Chance: Look, you pushed me this far, now I'm pushing you the rest of the way! Y'know, back there in the woods, even when things looked really bad, I'd always believe we'd make it because I always thought you were too stubborn to quit. Well, you're not going to quit. Not now, not when we're this close! Now try again!
Shadow: Do you think it's easy for me to admit I can't do it? I'm too old.
Chance: That's not true! There's nothing you can't do!
Shadow: I have nothing left to give, Chance. And it's time for you to be on your own.
Chance: But I want you with me... I love you, Shadow.
Shadow: You've learned everything you need, Chance. Now all you need to learn is how to say goodbye.

[Chance sees a porcupine, but he doesn't know what it is]

Sassy: What is that?
Chance: I don't know. It's probably a squirrel having a really bad hair day.

[Running from the puma]
Chance: I can't believe I'm running from a cat!
Shadow: I won't tell if you won't.
Chance: Of course, this isn't your ordinary housecat. This is like Arnold Schwarzen-kitty!

Chance: Remember hot dogs, Shadow?
Shadow: Yeah, I wasn't much for the name, though.
Chance: I don't think they're really made of dog.
Shadow: I don't think they're made of meat!

Sassy: Like my mother always said, curiosity killed the dog.

Chance: I'm too pooped to poop.

Chance: Shadow was loyal, Shadow was faithful... Shadow was a chump.

Shadow: I thought you were gonna stay, pup.
Chance: Yeah, but I thought I should come along, in case you two needed protection.
Sassy: My hero!

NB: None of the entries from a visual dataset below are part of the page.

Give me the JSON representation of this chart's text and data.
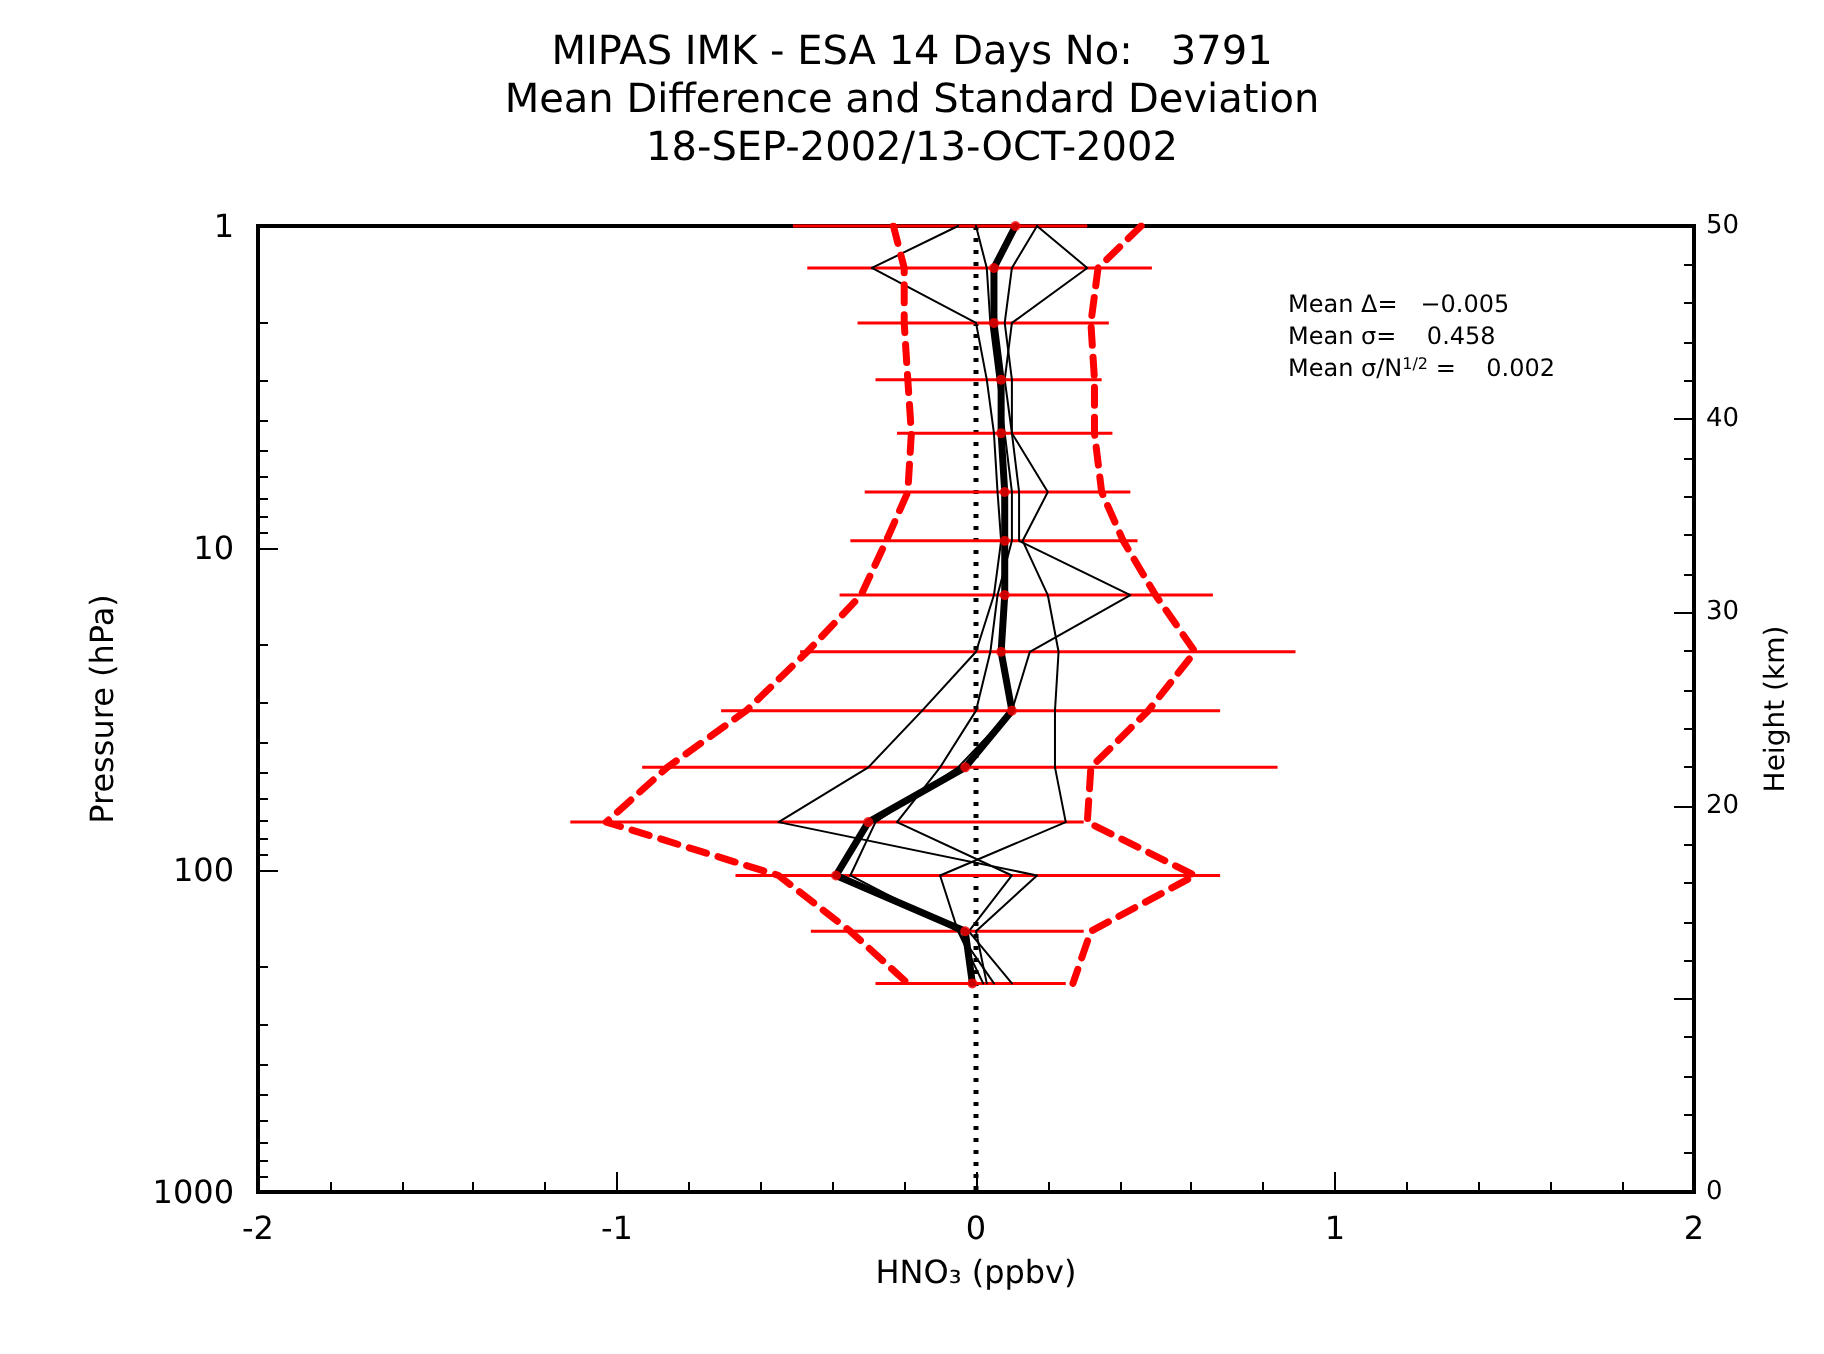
{
  "chart_data": {
    "type": "line",
    "title": "MIPAS IMK - ESA 14 Days No:   3791",
    "subtitle": "Mean Difference and Standard Deviation\n18-SEP-2002/13-OCT-2002",
    "xlabel": "HNO₃ (ppbv)",
    "ylabel": "Pressure (hPa)",
    "y2label": "Height (km)",
    "annotations": [
      "Mean Δ=   −0.005",
      "Mean σ=    0.458",
      "Mean σ/N$^{1/2}$ =    0.002"
    ],
    "log": "y",
    "xlim": [
      -2,
      2
    ],
    "xticks": [
      -2,
      -1,
      0,
      1,
      2
    ],
    "ylim": [
      1000,
      1
    ],
    "yticks": [
      1,
      10,
      100,
      1000
    ],
    "y2lim": [
      0,
      50
    ],
    "y2ticks": [
      0,
      {
        "value": 10,
        "label": null
      },
      20,
      30,
      40,
      50
    ],
    "grid": false,
    "marker": "none",
    "ref_lines": [
      {
        "axis": "x",
        "value": 0,
        "color": "#000000",
        "line_style": "dotted"
      }
    ],
    "series": [
      {
        "color": "#000000",
        "x": [
          0.11,
          0.05,
          0.05,
          0.07,
          0.07,
          0.08,
          0.08,
          0.08,
          0.07,
          0.1,
          -0.03,
          -0.3,
          -0.39,
          -0.03,
          -0.01
        ],
        "values": [
          1.0,
          1.35,
          2,
          3,
          4.4,
          6.7,
          9.5,
          14,
          21,
          32,
          48,
          71,
          104,
          155,
          225
        ]
      },
      {
        "color": "#000000",
        "x": [
          0.17,
          0.1,
          0.08,
          0.1,
          0.1,
          0.12,
          0.12,
          0.43,
          0.15,
          0.1,
          -0.05,
          -0.28,
          -0.35,
          -0.05,
          0.02
        ],
        "values": [
          1.0,
          1.35,
          2,
          3,
          4.4,
          6.7,
          9.5,
          14,
          21,
          32,
          48,
          71,
          104,
          155,
          225
        ]
      },
      {
        "color": "#000000",
        "x": [
          0.17,
          0.31,
          0.1,
          0.08,
          0.1,
          0.2,
          0.13,
          0.2,
          0.23,
          0.22,
          0.22,
          0.25,
          -0.1,
          -0.05,
          0.05
        ],
        "values": [
          1.0,
          1.35,
          2,
          3,
          4.4,
          6.7,
          9.5,
          14,
          21,
          32,
          48,
          71,
          104,
          155,
          225
        ]
      },
      {
        "color": "#000000",
        "x": [
          -0.05,
          -0.29,
          0.0,
          0.03,
          0.05,
          0.06,
          0.07,
          0.05,
          0.0,
          -0.15,
          -0.3,
          -0.55,
          0.17,
          0.0,
          0.03
        ],
        "values": [
          1.0,
          1.35,
          2,
          3,
          4.4,
          6.7,
          9.5,
          14,
          21,
          32,
          48,
          71,
          104,
          155,
          225
        ]
      },
      {
        "color": "#000000",
        "x": [
          0.0,
          0.03,
          0.04,
          0.06,
          0.08,
          0.1,
          0.1,
          0.06,
          0.04,
          0.0,
          -0.1,
          -0.22,
          0.1,
          -0.02,
          0.1
        ],
        "values": [
          1.0,
          1.35,
          2,
          3,
          4.4,
          6.7,
          9.5,
          14,
          21,
          32,
          48,
          71,
          104,
          155,
          225
        ]
      },
      {
        "color": "#ff0000",
        "line_style": "dashed",
        "x": [
          -0.23,
          -0.2,
          -0.2,
          -0.19,
          -0.18,
          -0.19,
          -0.25,
          -0.32,
          -0.47,
          -0.64,
          -0.86,
          -1.03,
          -0.55,
          -0.35,
          -0.19
        ],
        "values": [
          1.0,
          1.35,
          2,
          3,
          4.4,
          6.7,
          9.5,
          14,
          21,
          32,
          48,
          71,
          104,
          155,
          225
        ]
      },
      {
        "color": "#ff0000",
        "line_style": "dashed",
        "x": [
          0.46,
          0.34,
          0.32,
          0.33,
          0.33,
          0.35,
          0.41,
          0.5,
          0.61,
          0.48,
          0.32,
          0.31,
          0.61,
          0.32,
          0.27
        ],
        "values": [
          1.0,
          1.35,
          2,
          3,
          4.4,
          6.7,
          9.5,
          14,
          21,
          32,
          48,
          71,
          104,
          155,
          225
        ]
      },
      {
        "type": "scatter",
        "marker": "circle",
        "color": "#ff0000",
        "x": [
          0.11,
          0.05,
          0.05,
          0.07,
          0.07,
          0.08,
          0.08,
          0.08,
          0.07,
          0.1,
          -0.03,
          -0.3,
          -0.39,
          -0.03,
          -0.01
        ],
        "values": [
          1.0,
          1.35,
          2,
          3,
          4.4,
          6.7,
          9.5,
          14,
          21,
          32,
          48,
          71,
          104,
          155,
          225
        ],
        "xerrors": [
          [
            -0.51,
            0.31
          ],
          [
            -0.47,
            0.49
          ],
          [
            -0.33,
            0.37
          ],
          [
            -0.28,
            0.35
          ],
          [
            -0.22,
            0.38
          ],
          [
            -0.31,
            0.43
          ],
          [
            -0.35,
            0.45
          ],
          [
            -0.38,
            0.66
          ],
          [
            -0.49,
            0.89
          ],
          [
            -0.71,
            0.68
          ],
          [
            -0.93,
            0.84
          ],
          [
            -1.13,
            0.3
          ],
          [
            -0.67,
            0.68
          ],
          [
            -0.46,
            0.3
          ],
          [
            -0.28,
            0.25
          ]
        ]
      }
    ]
  }
}
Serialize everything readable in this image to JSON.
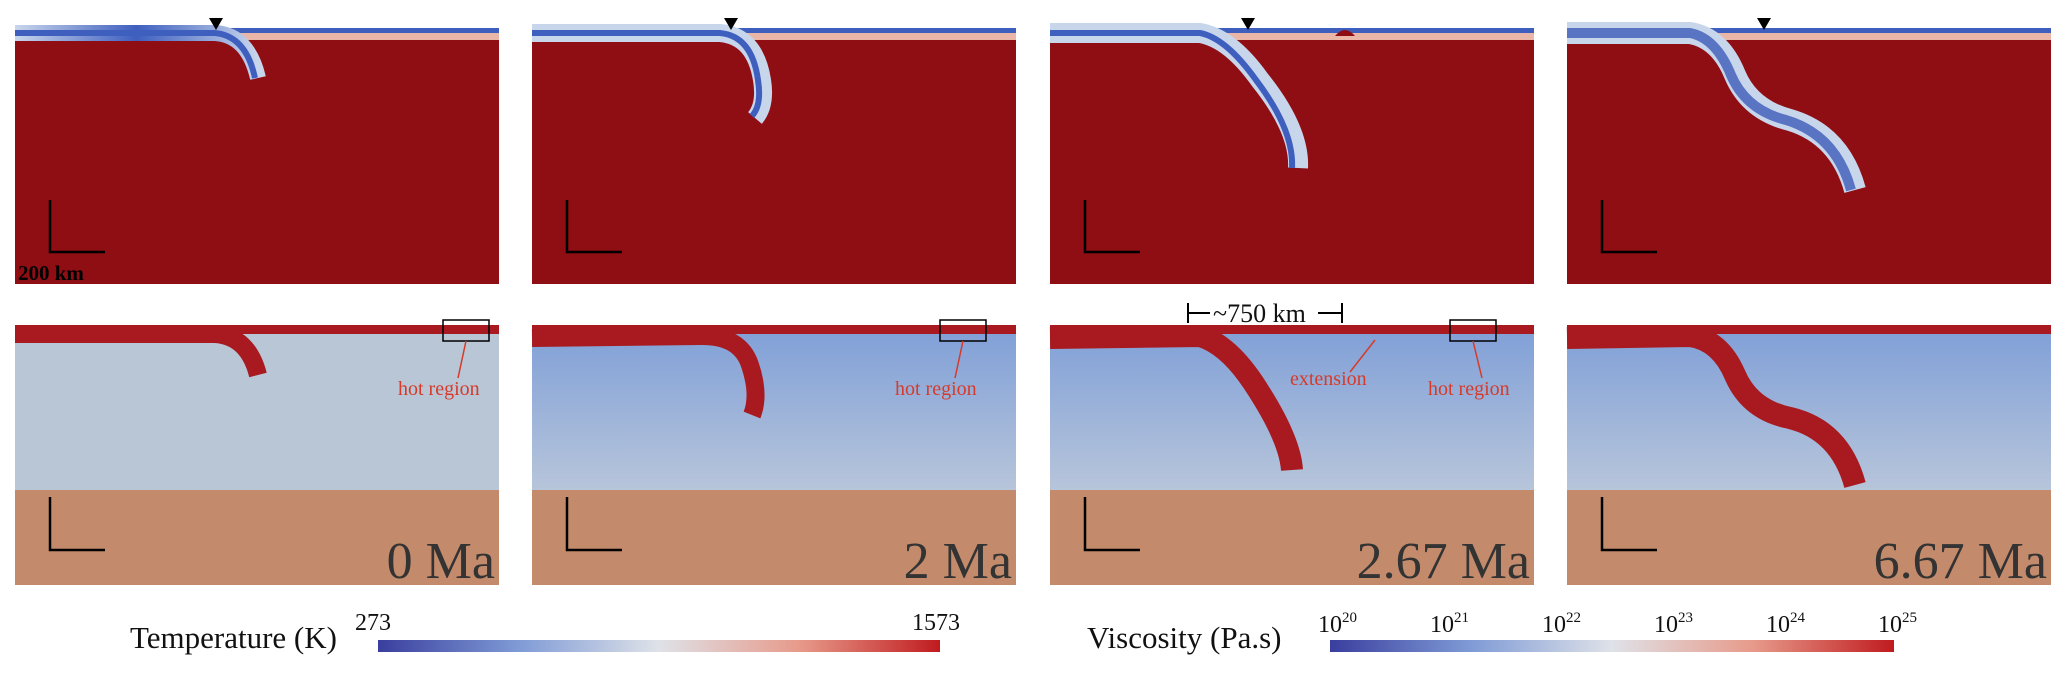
{
  "colors": {
    "hot_mantle_red": "#8e0e14",
    "lithosphere_blue": "#3b5bb8",
    "viscosity_mantle": "#b9c6d6",
    "lower_mantle": "#c38b6c",
    "annotation_red": "#d63a2a"
  },
  "panels": [
    {
      "time": "0 Ma",
      "hot_region": "hot region"
    },
    {
      "time": "2 Ma",
      "hot_region": "hot region"
    },
    {
      "time": "2.67 Ma",
      "hot_region": "hot region",
      "extension": "extension",
      "width_label": "~750 km"
    },
    {
      "time": "6.67 Ma"
    }
  ],
  "scale_bar": {
    "label": "200 km"
  },
  "legends": {
    "temperature": {
      "title": "Temperature (K)",
      "min": "273",
      "max": "1573"
    },
    "viscosity": {
      "title": "Viscosity (Pa.s)",
      "ticks": [
        {
          "base": "10",
          "exp": "20"
        },
        {
          "base": "10",
          "exp": "21"
        },
        {
          "base": "10",
          "exp": "22"
        },
        {
          "base": "10",
          "exp": "23"
        },
        {
          "base": "10",
          "exp": "24"
        },
        {
          "base": "10",
          "exp": "25"
        }
      ]
    }
  }
}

Guess I'm gonna have to stare at YOUR butt the whole way.

[Chance has just gotten attacked by a porcupine]

Chance: Ah! He bit me with his butt!

Sassy: It's like I said all along, poopsie: cats rule and dogs drool.
Chance: Oh, get a life. Get nine of 'em.
Sassy: But it's true. Cats are smarter than dogs, and more attractive... and we don't drink from the toilet!

[Chance lets a rabbit run away]

Chance: I hate fast food.

[Chance is chewing on an old boot]

Sassy: Do you have any idea where that's been?
Chance: Yeahhh. That's why I like it. You want some?
Sassy: I'm not really into leather.

Sassy: You just woke me up from a very deep catnap.
Chance: What's the matter, Sassy? Get up on the wrong side of the litter box?
Sassy: Even a great beauty needs her beauty sleep!
Chance: Beauty sleep? You'd have to sleep for, like, a month!

Chance: [sees a real live turkey for a second time] Ahhh! Birdzilla returns.

Chance: [riding with his head out the car window] Da Daaaa Bat Dog!

Chance: Turkey! Turkey, turkey, turkey, turkey!

Shadow: [watches Chance chase a rabbit] There goes the bunny... There goes the pup... There goes breakfast.